Celebrating a Bond Between Hungary and the Medicis


By Roderick Conway Morris
FLORENCE, Italy 6 November 2013

 

Matthias Corvinus, king of Hungary from 1458 to 1490, formed an unusually close relationship with Lorenzo de' Medici, the head of the Medici clan from 1469 until his death in 1492.

This special bond, which made Hungary one of the first states north of the Alps to embrace Italian Renaissance art and thought, is the subject of an enlightening exhibition, 'Matthias Corvinus: Art and Humanism at the Court of the Hungarian King,' at the Dominican monastery of San Marco here.

The exhibition, displayed in the library, which was once one of Florence's most important intellectual meeting places, shows how both Lorenzo and Matthias made conscious use of expensive art to legitimize their positions.

The most imposing object is an intricate silk brocade throne hanging, densely embroidered in gilded silver thread with classical motifs including urns, eagles, cornucopias, garlands and Matthias's coat of arms. Designed by Antonio del Pollaiolo, this costly fabric - restored for this exhibition - not only records the sophistication of Florence's workshops, but also the vast sums that Matthias was prepared to spend on Florentine products to enhance his magnificence at home.

The show goes on to explore the various areas of cultural life in Hungary that were influenced by the constant comings and goings between Florence and Matthias's peripatetic court.

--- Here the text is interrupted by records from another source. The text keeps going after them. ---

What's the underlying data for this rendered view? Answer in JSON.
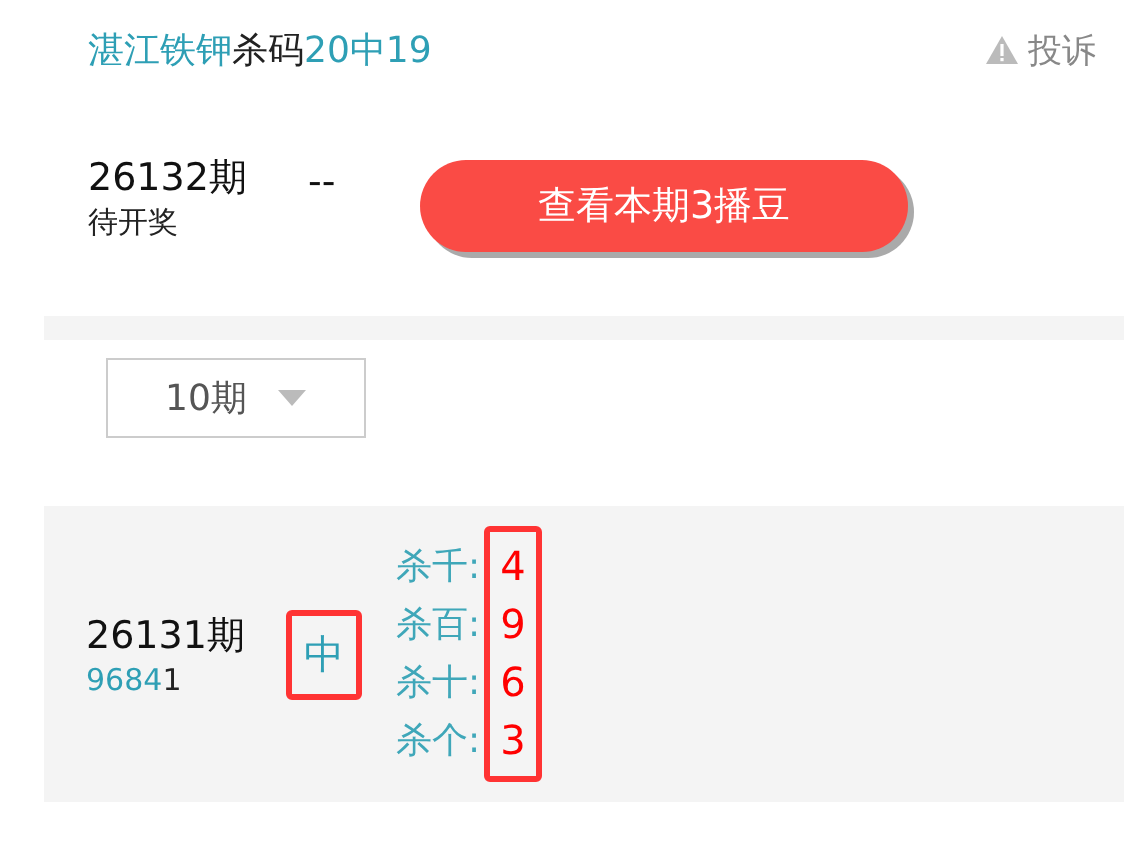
{
  "header": {
    "title": [
      {
        "text": "湛江铁钾",
        "highlight": true
      },
      {
        "text": "杀码",
        "highlight": false
      },
      {
        "text": "20中19",
        "highlight": true
      }
    ],
    "report": "投诉"
  },
  "current": {
    "issue": "26132期",
    "status": "待开奖",
    "result": "--",
    "button": "查看本期3播豆"
  },
  "filter": {
    "value": "10期"
  },
  "history": [
    {
      "issue": "26131期",
      "digits": [
        {
          "digit": "9",
          "hit": true
        },
        {
          "digit": "6",
          "hit": true
        },
        {
          "digit": "8",
          "hit": true
        },
        {
          "digit": "4",
          "hit": true
        },
        {
          "digit": "1",
          "hit": false
        }
      ],
      "outcome": "中",
      "kills": [
        {
          "label": "杀千:",
          "value": "4"
        },
        {
          "label": "杀百:",
          "value": "9"
        },
        {
          "label": "杀十:",
          "value": "6"
        },
        {
          "label": "杀个:",
          "value": "3"
        }
      ]
    }
  ]
}
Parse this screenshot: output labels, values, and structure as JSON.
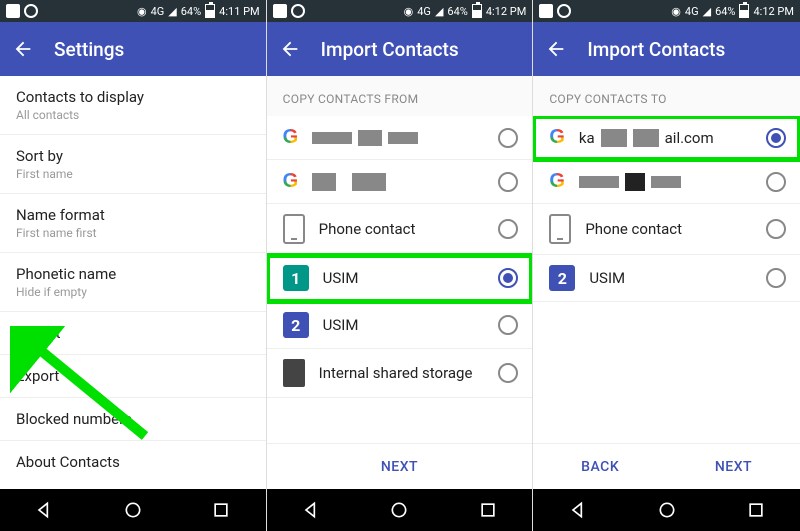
{
  "status": {
    "network": "4G",
    "battery": "64%",
    "time1": "4:11 PM",
    "time2": "4:12 PM",
    "time3": "4:12 PM"
  },
  "screen1": {
    "title": "Settings",
    "items": [
      {
        "primary": "Contacts to display",
        "secondary": "All contacts"
      },
      {
        "primary": "Sort by",
        "secondary": "First name"
      },
      {
        "primary": "Name format",
        "secondary": "First name first"
      },
      {
        "primary": "Phonetic name",
        "secondary": "Hide if empty"
      },
      {
        "primary": "Import",
        "secondary": ""
      },
      {
        "primary": "Export",
        "secondary": ""
      },
      {
        "primary": "Blocked numbers",
        "secondary": ""
      },
      {
        "primary": "About Contacts",
        "secondary": ""
      }
    ]
  },
  "screen2": {
    "title": "Import Contacts",
    "subheader": "COPY CONTACTS FROM",
    "sources": [
      {
        "icon": "google",
        "label": "",
        "redacted": true,
        "selected": false
      },
      {
        "icon": "google",
        "label": "",
        "redacted": true,
        "selected": false
      },
      {
        "icon": "phone",
        "label": "Phone contact",
        "selected": false
      },
      {
        "icon": "sim",
        "simColor": "#009688",
        "simNum": "1",
        "label": "USIM",
        "selected": true,
        "highlight": true
      },
      {
        "icon": "sim",
        "simColor": "#3f51b5",
        "simNum": "2",
        "label": "USIM",
        "selected": false
      },
      {
        "icon": "storage",
        "label": "Internal shared storage",
        "selected": false
      }
    ],
    "next": "NEXT"
  },
  "screen3": {
    "title": "Import Contacts",
    "subheader": "COPY CONTACTS TO",
    "targets": [
      {
        "icon": "google",
        "label_parts": [
          "ka",
          "ail.com"
        ],
        "redacted": true,
        "selected": true,
        "highlight": true
      },
      {
        "icon": "google",
        "label": "",
        "redacted": true,
        "selected": false
      },
      {
        "icon": "phone",
        "label": "Phone contact",
        "selected": false
      },
      {
        "icon": "sim",
        "simColor": "#3f51b5",
        "simNum": "2",
        "label": "USIM",
        "selected": false
      }
    ],
    "back": "BACK",
    "next": "NEXT"
  },
  "nav": {
    "back": "◁",
    "home": "○",
    "recent": "□"
  }
}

Excavations of archaeological remains, some of them on show here, have confirmed contemporary descriptions of the king's efforts to transform his palace in Buda into a Renaissance residence through architectural additions, classical decorative elements in marble and bronze and the display of ancient Roman finds. These projects were paralleled in Florence itself, in the remodeling of the medieval Palazzo Vecchio in the city's central square.

Matthias's marriage in 1476 to Beatrice of Aragon, the daughter of King Ferdinand of Naples, brought another wave of Italian artists and intellectuals to Hungary. Many of them were Florentines, including Francesco Bandini, a close associate of the famous Florentine humanist Marsilio Ficino, and the architect Chimenti Camicia. Some fine examples of classically inspired sculpture survive from this time, among them a beautiful portrait bust of Beatrice at the age of about 18 by Francesco Laurana, an exceptional loan from the Frick Collection in New York.

Matthias's most ambitious and expensive humanist project of all was the amassing of a library of illuminated works to rival, even to surpass, any in Italy - many dazzling examples of which are on show here. Almost all of these were manufactured in Florence, giving long-term employment to scores of scribes and illuminators. When the king died suddenly in 1490, work abruptly ceased on these commissions, as witnessed here by an only partly illuminated volume of the never-to-be-completed, three-volume 'Matthias Corvinus Bible.' Some of the codices on show, left unfinished in Florence, were completed at Medici expense and ended up in their libraries.

Matthias Corvinus: Art and Humanism at the Court of the Hungarian King. Museo di San Marco, Florence. Through Jan. 6.